Chelsea used to make an easy dinner out of trips to places like Norwich. They would travel, feast, fill themselves up and return to London with 3 points in the bag. What was once an easy task has now become a stressful endeavour. Chelsea travel to grounds like Carrow Road hoping for 3 points rather than expecting them. On Saturday their hopes were not realised, yet again, and the team departed from Norwich back to London with their tails between their heads.

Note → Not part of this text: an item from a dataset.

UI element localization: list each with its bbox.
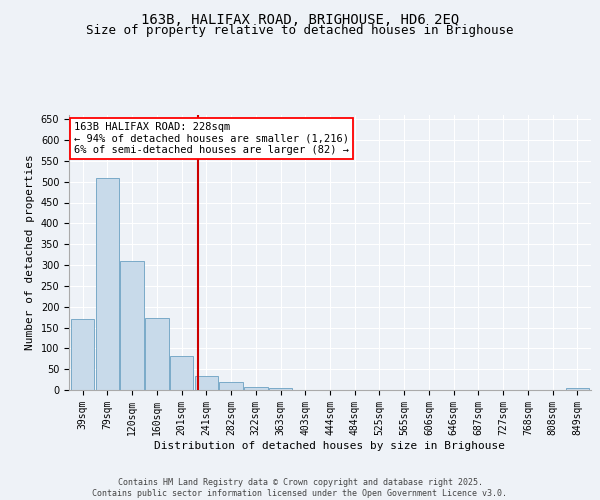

This is not the Chelsea of the Jose Mourinho heyday, the brief stay of Guus Hiddink or the first season of Carlo Ancelotti. This is more like the Chelsea of Luis Felipe Scolari, Avram Grant (Champions League excursions excluded) and the second part of Carlo Ancelotti’s reign. The team plays in the same way, that is a direct style with minimal wing play, but it lacks the defensive solidity that made a clean sheet likely and the mental fortitude that made winning a necessity at almost any cost. Once that groove has gone, once the verve has lost its way, it is difficult to get it back. It takes months of continued success to get back even a little of the mental strength that was before taken for granted. It is one of the greatest achievements of Sir Alex Ferguson’s reign at Manchester United. The Manchester United manager has not always had the best players in the English Premiership, in fact in the past couple of seasons it could be argued he didn’t even have the second or third best group of players, but what he does instill in his players is a remarkable audacity. The type that says ‘we must win, we have to win, we will win.’ Of course this audacity can often manifest as naivety and it is impossible to win every match. Mental strength does not mean a team can avoid defeat. What it does achieve, however, is a conviction. The idea takes hold within the squad that when the team has lost it is not because they are inferior, it was merely because they didn’t turn up. A team with the ‘verve’ believes that they are always superior and going to win and if they don’t then it is only because they didn’t apply themself. Simply put, a team believes that everything is in it’s own destiny, under it’s own control. Chelsea’s players no longer believe that. The players try, the manager tries, but for all their efforts they still can’t create a consistent winning run. They play well in patches and awful in patches. They score in abundance one week and concede plenty the next. The team no longer has faith in it’s own abilities. They play and when they win they know it was fortunate and that when they lose it was because it was deserved. Chelsea have lost their verve and without it, just like Arsenal and Liverpool, every game is an uphill struggle. There is no mental advantage over the opponents. Instead the supposed superiority works as a burden. The team and players are held back by the expectation that they themselves know to be unwarranted.
Chelsea are a long way from the title. Chelsea don’t even have any ‘verve’.